Esther Slevogt betrachtet das Treiben auf Berlins Bühnen:
Sie gehören zu den berühmtesten Liebespaaren der Theatergeschichte: „Tristan und Isolde“. Denn das Schicksal hat für ihre Liebe von Anfang an keine Perspektive vorgesehen. Tristan soll Isolde für seinen König werben, darf sie also gar nicht selber lieben. Und wie könnte Isolde Tristan lieben, der ihren Verlobten erschlug? Trotzdem verlieben sie sich und das Verhängnis nimmt seinen Lauf. Der Komponist Richard Wagner hat aus dem mittelalterlichen Stoff eine seiner berühmtesten Opern geschaffen. Seine Wirkung bezieht das Werk aus dem Clash von emotionalem Überdruck und politischer Ohnmacht, aus dem Abgrund, der sich mit so existenzieller Wucht zwischen Staatsraison und Individuum auftut. In den Sophiensælen kommt nun eine Version des Werks zur Aufführung, die das inklusiv arbeitende Zürcher Theater Hora mit dem Berliner Musiktheaterkollektiv Hauen + Stechen um die Regisseurinnen Franziska Kronfoth und Julia Lwowski erarbeitet hat. Erklärtes Ziel: den Überdruck abzulassen und den berühmten Liebestrank gemeinsam mit dem Publikum zu trinken. Und in einer riesigen Walinstallation durch einen Ozean von Euphorie, Depression, Lust, Hass und Scham zu navigieren! (26. & 28.–30. 4., jeweils 19.30 Uhr)

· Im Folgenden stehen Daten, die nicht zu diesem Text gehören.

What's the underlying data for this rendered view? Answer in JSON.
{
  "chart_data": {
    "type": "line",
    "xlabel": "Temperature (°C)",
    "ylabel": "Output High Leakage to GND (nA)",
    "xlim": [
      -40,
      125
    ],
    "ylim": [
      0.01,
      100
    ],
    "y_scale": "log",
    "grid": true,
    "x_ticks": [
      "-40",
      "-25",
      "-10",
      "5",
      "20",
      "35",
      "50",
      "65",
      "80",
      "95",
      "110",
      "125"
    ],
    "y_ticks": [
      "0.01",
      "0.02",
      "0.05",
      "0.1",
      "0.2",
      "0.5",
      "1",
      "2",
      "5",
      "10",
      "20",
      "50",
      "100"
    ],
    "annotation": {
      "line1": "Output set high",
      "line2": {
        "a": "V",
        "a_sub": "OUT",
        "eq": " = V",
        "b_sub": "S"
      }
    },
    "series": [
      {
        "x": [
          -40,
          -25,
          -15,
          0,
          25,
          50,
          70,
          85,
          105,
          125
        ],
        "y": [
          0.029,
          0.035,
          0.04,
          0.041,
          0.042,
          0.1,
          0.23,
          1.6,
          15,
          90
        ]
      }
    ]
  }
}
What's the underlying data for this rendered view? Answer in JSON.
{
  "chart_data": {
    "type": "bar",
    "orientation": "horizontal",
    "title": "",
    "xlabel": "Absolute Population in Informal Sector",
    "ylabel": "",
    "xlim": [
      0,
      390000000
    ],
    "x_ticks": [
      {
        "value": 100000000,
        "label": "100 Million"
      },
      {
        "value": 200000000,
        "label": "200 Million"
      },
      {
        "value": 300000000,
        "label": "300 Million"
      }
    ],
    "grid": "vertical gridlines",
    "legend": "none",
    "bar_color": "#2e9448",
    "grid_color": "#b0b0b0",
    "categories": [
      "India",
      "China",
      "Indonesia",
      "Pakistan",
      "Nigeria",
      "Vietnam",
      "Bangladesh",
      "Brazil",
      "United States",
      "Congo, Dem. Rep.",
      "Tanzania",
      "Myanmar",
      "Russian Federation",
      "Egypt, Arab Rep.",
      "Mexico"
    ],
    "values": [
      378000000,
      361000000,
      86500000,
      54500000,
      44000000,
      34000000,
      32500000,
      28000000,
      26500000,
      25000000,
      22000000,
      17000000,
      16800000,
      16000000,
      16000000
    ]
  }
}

Der Dichter Hans-Christian Andersen bezog viel dichterische Energie aus seiner unerfüllten Liebe zu der Opernsängerin Jenny Lind. Seine Märchen handeln oft davon, dass jemand etwas anderes sein möchte, als sie*er ist. Oder, weil anders, nicht vom Mainstream akzeptiert wird. Das hässliche Entlein zum Beispiel, das eigentlich sogar ein Schwan ist. Der Regisseur Bastian Kraft hat auf Andersen-Geschichten wie dieser nun eine sehr eigene Lesart angewandt: dass es sich nämlich bei diesen Verwandlungen auch um ein maskiertes Spiel mit Geschlechtlichkeit und Sexualität handelt. Dies war der Ausgangspunkt für sein Projekt, Andersens Märchen den Biografien von Berliner Dragqueens gegenüberzustellen. „Ugly Duckling“ ist es überschrieben und kommt am 25. 4. in den Kammerspielen des Deutschen Theaters heraus (Deutsches Theater, Premiere 25. 4., 20 Uhr).
Vom Mainstream nicht akzeptiert ist auch Amir, das Kind arabischer Einwanderer in Deutschland und Protagonist des neuen Stücks von Mario Salazar. Mit der Uraufführung des Dramas „Amir“ über eine Migrationsjugend in Deutschland, gefangen zwischen totaler Verweigerung und verzweifeltem Anpassungswunsch, gibt die Regisseurin Nicole Oder (die sonst zur künstlerischen Leitung des Heimathafens Neukölln gehört) ihr Regiedebüt im BE (Berliner Ensemble, Premiere 28. 4., 20 Uhr).